Edmund Goulding | The Old Maid


kissing cousins
by Douglas Messerli

Casey Robinson (writer, based on the play by Zoë Atkins, based, in turn, on the novella by Edith Wharton), Edmund Goulding The Old Maid / 1939 

Edmund Goulding’s 1939 film, The Old Maid, starring Bette Davis, is a hot-house tear-jerker, based on a mediocre (but Pulitzer Prize-winning nonetheless) 1935 play by Zoë Atkins, which in turn was based on a somewhat sentimental novella by Edith Wharton. It short, it was perfect material for a Hollywood movie of the late 30s and 40s, just ripe for the mercurial acting talents of Davis and Miriam Hopkins, who Davis remembered fought her tooth-and-nail not only on the screen but during the filming of their scenes. By the time of this movie, Hopkins had lost her major star status to Davis, and was furious that the role of Jezebel that Hopkins had made famous on stage had been a triumph for Davis on celluloid. Of course, just such an on-the-set battle of divas assured the film would become a great public success; and it was!

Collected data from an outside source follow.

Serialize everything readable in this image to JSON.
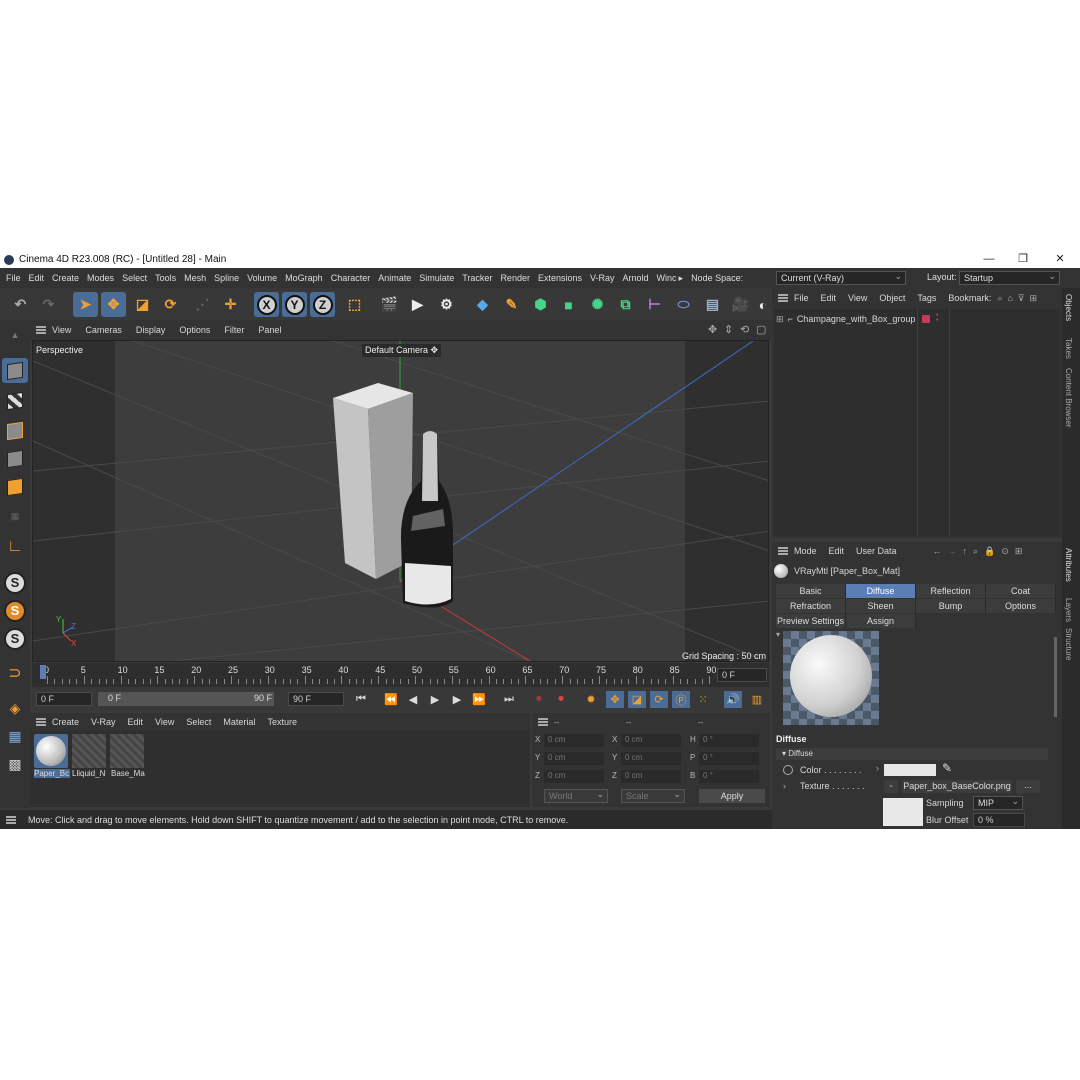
{
  "window": {
    "title": "Cinema 4D R23.008 (RC) - [Untitled 28] - Main",
    "minimize": "—",
    "restore": "❐",
    "close": "✕"
  },
  "menu": {
    "items": [
      "File",
      "Edit",
      "Create",
      "Modes",
      "Select",
      "Tools",
      "Mesh",
      "Spline",
      "Volume",
      "MoGraph",
      "Character",
      "Animate",
      "Simulate",
      "Tracker",
      "Render",
      "Extensions",
      "V-Ray",
      "Arnold",
      "Winc"
    ],
    "more": "▸",
    "node_space_label": "Node Space:",
    "node_space_value": "Current (V-Ray)",
    "layout_label": "Layout:",
    "layout_value": "Startup"
  },
  "toolbar": {
    "axis_x": "X",
    "axis_y": "Y",
    "axis_z": "Z"
  },
  "viewport": {
    "menu": [
      "View",
      "Cameras",
      "Display",
      "Options",
      "Filter",
      "Panel"
    ],
    "label": "Perspective",
    "camera": "Default Camera",
    "camera_icon": "✥",
    "grid_spacing": "Grid Spacing : 50 cm",
    "axis_y": "Y",
    "axis_z": "Z",
    "axis_x": "X"
  },
  "timeline": {
    "ticks": [
      "0",
      "5",
      "10",
      "15",
      "20",
      "25",
      "30",
      "35",
      "40",
      "45",
      "50",
      "55",
      "60",
      "65",
      "70",
      "75",
      "80",
      "85",
      "90"
    ],
    "current_frame": "0 F"
  },
  "transport": {
    "start": "0 F",
    "range_start": "0 F",
    "range_end": "90 F",
    "end": "90 F"
  },
  "materials": {
    "menu": [
      "Create",
      "V-Ray",
      "Edit",
      "View",
      "Select",
      "Material",
      "Texture"
    ],
    "items": [
      {
        "label": "Paper_Bc",
        "type": "sphere",
        "selected": true
      },
      {
        "label": "Lliquid_N",
        "type": "striped",
        "selected": false
      },
      {
        "label": "Base_Ma",
        "type": "striped",
        "selected": false
      }
    ]
  },
  "coords": {
    "header": [
      "--",
      "--",
      "--"
    ],
    "rows": [
      {
        "a": "X",
        "av": "0 cm",
        "b": "X",
        "bv": "0 cm",
        "c": "H",
        "cv": "0 °"
      },
      {
        "a": "Y",
        "av": "0 cm",
        "b": "Y",
        "bv": "0 cm",
        "c": "P",
        "cv": "0 °"
      },
      {
        "a": "Z",
        "av": "0 cm",
        "b": "Z",
        "bv": "0 cm",
        "c": "B",
        "cv": "0 °"
      }
    ],
    "world": "World",
    "scale": "Scale",
    "apply": "Apply"
  },
  "status": "Move: Click and drag to move elements. Hold down SHIFT to quantize movement / add to the selection in point mode, CTRL to remove.",
  "objects": {
    "menu": [
      "File",
      "Edit",
      "View",
      "Object",
      "Tags",
      "Bookmark:"
    ],
    "items": [
      {
        "name": "Champagne_with_Box_group",
        "expand": "⊞"
      }
    ]
  },
  "attributes": {
    "menu": [
      "Mode",
      "Edit",
      "User Data"
    ],
    "material_name": "VRayMtl [Paper_Box_Mat]",
    "tabs_row1": [
      "Basic",
      "Diffuse",
      "Reflection",
      "Coat"
    ],
    "tabs_row2": [
      "Refraction",
      "Sheen",
      "Bump",
      "Options"
    ],
    "tabs_row3": [
      "Preview Settings",
      "Assign"
    ],
    "active_tab": "Diffuse",
    "section": "Diffuse",
    "subsection": "▾ Diffuse",
    "color_label": "Color . . . . . . . .",
    "texture_label": "Texture . . . . . . .",
    "texture_file": "Paper_box_BaseColor.png",
    "texture_more": "...",
    "sampling_label": "Sampling",
    "sampling_value": "MIP",
    "blur_label": "Blur Offset",
    "blur_value": "0 %"
  },
  "side_tabs": [
    "Objects",
    "Takes",
    "Content Browser",
    "Attributes",
    "Layers",
    "Structure"
  ]
}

       Today it is still a great deal of fun, and well worth watching. The Lovells may begin the film as “loving cousins,” but by end of this movie they have become “loathing competitors” for the love of Charlotte’s (Davis) bastard daughter, fathered, in a brief visit back home to claim the hand of Delia (Hopkins), by Clem Spender (George Brent, once Davis’ real-life lover). Delia, however, is at that very moment about to marry the wealthy Jim Ralston (James Stephenson), and has no intention of hooking up again with the irresponsible Clem, who soon after returns to the Civil War battlefields, dying a couple of years later without ever knowing that he had spawned a daughter, Clementina (Jane Bryan).

       The middle of the 19th century, obviously, was not the best time to flaunt the existence of a child born out of wedlock, and Charlotte establishes an entire orphan’s home to hide her Clementina, whom she passes off as a foundling.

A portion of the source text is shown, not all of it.